Three big crashes in Indianapolis 500 practice this week have raised one big question. Are the new oval aero kits, along with speeds that have topped 230 mph, the cause?
Just a day after Brazil’s Helio Castroneves walked away from a scary crash at the Indianapolis Speedway that saw him flip upside-down, Newgarden suffered an even heavier crash that sparked fears for the drivers’ safety.
The accident happened at the same corner as Castroneves’ accident and saw Newgarden lose control before spearing towards the outside concrete wall. Englishwoman Pippa Mann suffered a crash on Wednesday, although she blamed herself rather than the new aero kit that has been introduced this season.
“I’m still trying to gather my thoughts from it,” said Newgarden, who was checked over at the Indianapolis medical centre before being released. “It definitely surprised me. Just lucky that everything’s good and the Dallara tub held up pretty well.

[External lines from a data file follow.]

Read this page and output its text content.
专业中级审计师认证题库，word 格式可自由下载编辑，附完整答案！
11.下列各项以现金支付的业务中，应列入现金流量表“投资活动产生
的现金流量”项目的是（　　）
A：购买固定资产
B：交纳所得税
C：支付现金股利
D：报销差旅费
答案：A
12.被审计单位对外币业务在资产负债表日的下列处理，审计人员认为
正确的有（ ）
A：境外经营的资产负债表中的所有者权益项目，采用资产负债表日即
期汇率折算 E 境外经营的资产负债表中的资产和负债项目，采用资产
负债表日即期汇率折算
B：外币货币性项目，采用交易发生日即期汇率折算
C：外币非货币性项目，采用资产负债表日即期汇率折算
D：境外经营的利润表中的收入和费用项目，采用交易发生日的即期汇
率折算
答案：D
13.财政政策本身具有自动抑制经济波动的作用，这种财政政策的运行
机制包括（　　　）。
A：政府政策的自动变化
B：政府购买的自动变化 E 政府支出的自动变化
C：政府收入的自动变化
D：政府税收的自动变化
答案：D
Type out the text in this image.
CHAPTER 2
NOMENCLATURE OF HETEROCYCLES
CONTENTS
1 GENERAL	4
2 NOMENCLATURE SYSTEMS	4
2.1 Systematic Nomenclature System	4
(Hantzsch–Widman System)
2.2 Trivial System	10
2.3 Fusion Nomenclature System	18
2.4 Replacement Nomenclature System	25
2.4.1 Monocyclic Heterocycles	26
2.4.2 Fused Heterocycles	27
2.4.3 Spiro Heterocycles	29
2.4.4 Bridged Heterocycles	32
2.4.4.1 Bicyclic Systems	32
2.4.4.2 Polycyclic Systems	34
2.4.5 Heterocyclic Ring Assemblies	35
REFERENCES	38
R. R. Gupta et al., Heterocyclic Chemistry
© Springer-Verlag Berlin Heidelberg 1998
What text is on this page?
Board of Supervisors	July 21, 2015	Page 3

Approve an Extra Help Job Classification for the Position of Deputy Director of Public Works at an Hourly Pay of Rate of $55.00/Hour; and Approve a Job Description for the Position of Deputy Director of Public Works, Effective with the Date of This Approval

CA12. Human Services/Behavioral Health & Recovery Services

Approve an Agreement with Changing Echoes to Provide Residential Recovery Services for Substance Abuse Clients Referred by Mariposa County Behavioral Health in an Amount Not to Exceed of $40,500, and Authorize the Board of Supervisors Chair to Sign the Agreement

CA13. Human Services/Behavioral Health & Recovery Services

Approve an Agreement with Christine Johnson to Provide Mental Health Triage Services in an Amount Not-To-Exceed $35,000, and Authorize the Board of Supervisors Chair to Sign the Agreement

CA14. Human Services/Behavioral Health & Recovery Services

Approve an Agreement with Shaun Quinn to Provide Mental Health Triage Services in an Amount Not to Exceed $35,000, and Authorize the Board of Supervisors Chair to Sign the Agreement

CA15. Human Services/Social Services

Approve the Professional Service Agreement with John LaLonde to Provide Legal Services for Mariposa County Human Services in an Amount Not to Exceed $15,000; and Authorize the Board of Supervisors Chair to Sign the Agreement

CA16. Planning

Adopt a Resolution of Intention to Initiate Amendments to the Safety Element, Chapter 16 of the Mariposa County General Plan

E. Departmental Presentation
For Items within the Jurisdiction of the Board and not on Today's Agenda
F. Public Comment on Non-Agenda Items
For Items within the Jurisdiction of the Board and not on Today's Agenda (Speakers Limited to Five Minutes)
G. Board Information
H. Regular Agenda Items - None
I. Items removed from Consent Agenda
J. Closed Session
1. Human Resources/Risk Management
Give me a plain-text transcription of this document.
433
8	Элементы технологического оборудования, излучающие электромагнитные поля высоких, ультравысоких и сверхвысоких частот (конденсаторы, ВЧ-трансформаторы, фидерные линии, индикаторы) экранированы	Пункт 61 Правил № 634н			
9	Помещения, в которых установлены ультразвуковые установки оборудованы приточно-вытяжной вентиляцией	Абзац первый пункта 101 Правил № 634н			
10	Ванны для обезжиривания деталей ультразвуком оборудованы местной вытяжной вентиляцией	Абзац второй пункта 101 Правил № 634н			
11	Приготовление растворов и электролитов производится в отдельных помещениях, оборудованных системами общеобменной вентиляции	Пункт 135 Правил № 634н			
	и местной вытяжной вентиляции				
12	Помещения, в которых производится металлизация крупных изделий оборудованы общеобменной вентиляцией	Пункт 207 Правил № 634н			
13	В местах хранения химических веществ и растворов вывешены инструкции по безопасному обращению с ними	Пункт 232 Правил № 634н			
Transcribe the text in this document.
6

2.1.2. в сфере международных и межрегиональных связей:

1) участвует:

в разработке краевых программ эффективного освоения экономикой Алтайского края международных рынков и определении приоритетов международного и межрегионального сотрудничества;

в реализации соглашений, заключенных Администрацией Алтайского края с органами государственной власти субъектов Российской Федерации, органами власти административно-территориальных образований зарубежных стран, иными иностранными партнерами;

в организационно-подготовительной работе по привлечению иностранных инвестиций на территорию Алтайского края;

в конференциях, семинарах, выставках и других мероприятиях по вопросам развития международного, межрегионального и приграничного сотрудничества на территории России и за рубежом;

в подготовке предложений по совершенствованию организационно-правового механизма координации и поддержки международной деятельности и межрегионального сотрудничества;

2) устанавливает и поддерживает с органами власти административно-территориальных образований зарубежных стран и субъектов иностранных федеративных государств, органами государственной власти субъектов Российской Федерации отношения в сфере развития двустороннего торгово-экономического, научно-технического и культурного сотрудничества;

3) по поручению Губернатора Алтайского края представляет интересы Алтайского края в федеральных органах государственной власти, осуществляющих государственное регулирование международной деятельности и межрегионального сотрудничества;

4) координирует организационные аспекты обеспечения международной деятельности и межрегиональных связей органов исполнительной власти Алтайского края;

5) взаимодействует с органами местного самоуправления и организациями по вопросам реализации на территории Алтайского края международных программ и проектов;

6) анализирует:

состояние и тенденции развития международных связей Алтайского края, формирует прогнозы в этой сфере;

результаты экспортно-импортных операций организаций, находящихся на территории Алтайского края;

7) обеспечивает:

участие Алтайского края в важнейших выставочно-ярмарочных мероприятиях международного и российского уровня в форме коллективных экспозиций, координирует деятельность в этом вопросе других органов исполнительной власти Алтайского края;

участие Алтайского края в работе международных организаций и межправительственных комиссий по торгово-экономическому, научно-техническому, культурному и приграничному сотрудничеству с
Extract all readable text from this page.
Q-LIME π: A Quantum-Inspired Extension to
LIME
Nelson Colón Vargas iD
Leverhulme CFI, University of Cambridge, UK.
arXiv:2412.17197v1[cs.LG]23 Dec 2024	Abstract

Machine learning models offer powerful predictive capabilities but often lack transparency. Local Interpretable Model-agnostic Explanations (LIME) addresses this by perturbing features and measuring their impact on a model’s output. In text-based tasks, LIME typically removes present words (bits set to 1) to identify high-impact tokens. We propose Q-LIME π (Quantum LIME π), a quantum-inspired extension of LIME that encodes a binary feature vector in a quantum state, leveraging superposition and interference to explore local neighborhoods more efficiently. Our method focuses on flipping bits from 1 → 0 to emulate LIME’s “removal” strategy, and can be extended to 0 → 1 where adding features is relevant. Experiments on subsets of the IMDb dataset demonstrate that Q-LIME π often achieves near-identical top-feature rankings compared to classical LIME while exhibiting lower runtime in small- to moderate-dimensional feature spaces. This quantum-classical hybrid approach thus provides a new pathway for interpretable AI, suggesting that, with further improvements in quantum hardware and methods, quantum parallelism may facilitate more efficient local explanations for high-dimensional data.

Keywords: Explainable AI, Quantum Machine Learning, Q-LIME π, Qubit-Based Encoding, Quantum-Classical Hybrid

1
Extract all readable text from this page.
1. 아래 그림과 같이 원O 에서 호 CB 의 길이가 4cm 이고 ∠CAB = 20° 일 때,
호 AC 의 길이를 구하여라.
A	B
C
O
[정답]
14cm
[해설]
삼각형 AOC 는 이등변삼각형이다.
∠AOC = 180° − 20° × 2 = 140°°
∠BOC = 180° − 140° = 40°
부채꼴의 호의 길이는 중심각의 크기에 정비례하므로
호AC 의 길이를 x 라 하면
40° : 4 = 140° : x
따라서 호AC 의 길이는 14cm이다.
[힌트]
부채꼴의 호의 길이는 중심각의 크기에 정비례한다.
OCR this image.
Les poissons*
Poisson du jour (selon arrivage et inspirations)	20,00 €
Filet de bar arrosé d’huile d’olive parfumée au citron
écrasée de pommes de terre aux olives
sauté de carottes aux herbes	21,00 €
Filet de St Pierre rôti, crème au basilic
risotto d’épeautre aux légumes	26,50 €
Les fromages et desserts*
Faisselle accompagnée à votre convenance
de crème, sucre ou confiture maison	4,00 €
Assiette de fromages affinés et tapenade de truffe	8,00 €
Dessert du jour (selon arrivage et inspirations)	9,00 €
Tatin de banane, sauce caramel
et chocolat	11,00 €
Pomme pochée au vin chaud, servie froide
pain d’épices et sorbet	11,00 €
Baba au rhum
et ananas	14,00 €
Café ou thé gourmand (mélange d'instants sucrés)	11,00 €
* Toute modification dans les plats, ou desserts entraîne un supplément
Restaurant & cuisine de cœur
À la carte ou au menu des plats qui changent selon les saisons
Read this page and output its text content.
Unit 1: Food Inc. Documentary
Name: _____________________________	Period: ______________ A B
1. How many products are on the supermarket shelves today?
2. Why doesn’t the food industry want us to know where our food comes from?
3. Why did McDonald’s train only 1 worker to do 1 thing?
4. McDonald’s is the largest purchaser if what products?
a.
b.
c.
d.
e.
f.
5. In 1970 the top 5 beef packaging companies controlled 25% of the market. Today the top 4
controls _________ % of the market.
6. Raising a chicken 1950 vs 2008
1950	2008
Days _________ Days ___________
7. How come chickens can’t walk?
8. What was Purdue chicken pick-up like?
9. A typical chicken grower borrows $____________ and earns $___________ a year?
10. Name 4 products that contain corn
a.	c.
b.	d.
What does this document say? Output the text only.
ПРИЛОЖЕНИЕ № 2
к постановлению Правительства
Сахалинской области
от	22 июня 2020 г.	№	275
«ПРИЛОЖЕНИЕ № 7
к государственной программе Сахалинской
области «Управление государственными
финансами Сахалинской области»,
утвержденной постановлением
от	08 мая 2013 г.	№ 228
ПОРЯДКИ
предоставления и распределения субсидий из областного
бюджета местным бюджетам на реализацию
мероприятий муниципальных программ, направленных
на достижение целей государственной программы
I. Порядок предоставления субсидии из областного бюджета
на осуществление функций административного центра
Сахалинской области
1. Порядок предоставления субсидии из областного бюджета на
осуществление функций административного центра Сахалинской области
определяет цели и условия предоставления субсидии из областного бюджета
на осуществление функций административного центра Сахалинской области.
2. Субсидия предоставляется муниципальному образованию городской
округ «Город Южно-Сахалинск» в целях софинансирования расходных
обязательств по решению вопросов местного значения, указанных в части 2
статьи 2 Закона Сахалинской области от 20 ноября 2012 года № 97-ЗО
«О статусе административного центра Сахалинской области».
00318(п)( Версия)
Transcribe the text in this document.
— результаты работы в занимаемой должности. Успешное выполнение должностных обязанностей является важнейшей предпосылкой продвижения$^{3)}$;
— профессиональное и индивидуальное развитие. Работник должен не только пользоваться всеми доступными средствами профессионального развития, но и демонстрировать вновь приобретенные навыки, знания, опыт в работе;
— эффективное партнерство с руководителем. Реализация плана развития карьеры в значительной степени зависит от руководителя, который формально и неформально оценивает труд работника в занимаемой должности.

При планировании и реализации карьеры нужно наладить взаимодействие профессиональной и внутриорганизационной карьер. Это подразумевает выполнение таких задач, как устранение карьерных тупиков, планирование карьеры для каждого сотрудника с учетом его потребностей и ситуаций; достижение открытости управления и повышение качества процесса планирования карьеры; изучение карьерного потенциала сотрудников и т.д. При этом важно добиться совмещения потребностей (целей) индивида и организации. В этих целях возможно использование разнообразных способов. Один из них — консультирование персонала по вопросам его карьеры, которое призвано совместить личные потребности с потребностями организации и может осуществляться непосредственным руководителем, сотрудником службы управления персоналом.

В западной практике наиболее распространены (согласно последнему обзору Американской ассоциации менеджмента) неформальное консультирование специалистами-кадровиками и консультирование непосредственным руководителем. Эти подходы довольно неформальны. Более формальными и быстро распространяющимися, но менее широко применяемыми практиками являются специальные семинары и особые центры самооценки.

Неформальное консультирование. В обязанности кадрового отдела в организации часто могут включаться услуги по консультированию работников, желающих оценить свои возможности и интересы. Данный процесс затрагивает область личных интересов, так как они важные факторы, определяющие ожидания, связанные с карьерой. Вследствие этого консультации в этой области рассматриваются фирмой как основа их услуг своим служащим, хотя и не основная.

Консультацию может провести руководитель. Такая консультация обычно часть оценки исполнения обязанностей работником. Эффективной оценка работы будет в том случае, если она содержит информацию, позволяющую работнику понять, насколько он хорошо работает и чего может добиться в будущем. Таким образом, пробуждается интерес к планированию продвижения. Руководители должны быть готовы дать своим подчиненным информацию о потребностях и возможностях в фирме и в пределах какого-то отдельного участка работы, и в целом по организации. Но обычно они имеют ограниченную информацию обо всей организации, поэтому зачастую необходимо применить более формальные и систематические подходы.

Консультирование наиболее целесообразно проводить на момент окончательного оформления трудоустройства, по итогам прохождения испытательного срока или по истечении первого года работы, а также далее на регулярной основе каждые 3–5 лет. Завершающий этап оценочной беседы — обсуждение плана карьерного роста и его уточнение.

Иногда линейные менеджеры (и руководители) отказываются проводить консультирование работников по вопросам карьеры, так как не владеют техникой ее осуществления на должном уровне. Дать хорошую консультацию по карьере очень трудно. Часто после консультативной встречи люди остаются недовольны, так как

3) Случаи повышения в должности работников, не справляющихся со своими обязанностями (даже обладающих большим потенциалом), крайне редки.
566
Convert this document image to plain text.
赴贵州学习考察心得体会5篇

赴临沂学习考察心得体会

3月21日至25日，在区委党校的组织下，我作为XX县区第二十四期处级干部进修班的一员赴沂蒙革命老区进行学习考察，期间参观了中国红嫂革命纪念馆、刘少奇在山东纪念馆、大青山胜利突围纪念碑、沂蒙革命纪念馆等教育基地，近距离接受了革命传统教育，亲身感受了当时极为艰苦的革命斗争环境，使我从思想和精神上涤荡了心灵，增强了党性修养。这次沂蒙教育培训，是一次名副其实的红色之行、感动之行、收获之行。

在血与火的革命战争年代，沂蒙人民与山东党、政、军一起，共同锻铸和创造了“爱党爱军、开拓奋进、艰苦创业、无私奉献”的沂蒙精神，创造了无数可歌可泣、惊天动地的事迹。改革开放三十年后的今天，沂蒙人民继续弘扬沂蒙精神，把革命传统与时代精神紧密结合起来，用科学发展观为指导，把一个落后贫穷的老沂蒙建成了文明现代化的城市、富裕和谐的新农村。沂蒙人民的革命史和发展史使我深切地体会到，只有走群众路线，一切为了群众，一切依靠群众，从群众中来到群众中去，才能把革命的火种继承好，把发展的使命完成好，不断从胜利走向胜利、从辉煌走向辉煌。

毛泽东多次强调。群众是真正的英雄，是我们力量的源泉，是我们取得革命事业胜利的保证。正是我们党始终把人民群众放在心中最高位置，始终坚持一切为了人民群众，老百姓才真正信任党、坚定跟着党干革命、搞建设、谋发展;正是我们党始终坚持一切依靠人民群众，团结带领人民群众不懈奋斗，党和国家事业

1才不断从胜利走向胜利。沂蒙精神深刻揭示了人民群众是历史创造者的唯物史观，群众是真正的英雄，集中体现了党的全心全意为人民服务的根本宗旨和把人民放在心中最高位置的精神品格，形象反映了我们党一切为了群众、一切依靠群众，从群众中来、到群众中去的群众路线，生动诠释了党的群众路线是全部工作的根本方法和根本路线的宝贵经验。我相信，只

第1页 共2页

I don’t know what to think of it. We were just going out there for a run and it was a pretty crazy hit,” Newgarden added. “I don’t think there’s any concern right now but I haven’t even talked to my guys yet, so I’m not sure.”
“I was pretty impressed by the hit, it was a hard hit. I feel fine. I hit my hand a little bit and I think I got a bruise, but other than that, I’m fine. We make these cars as safe as we can … I feel very safe in them. We’re always looking for more, but i think they’re about as safe as we can make them right now.”
Chevrolet are looking into whether the new aero kits are to blame for the recent accidents ahead of Sunday’s qualifying session. The new designs coupled with speeds exceeding 230mph mean that drivers are at high risk whenever their cars appear to spin through 180-degrees, with the wind able to get under the rear-wing and lift the vehicle into the air.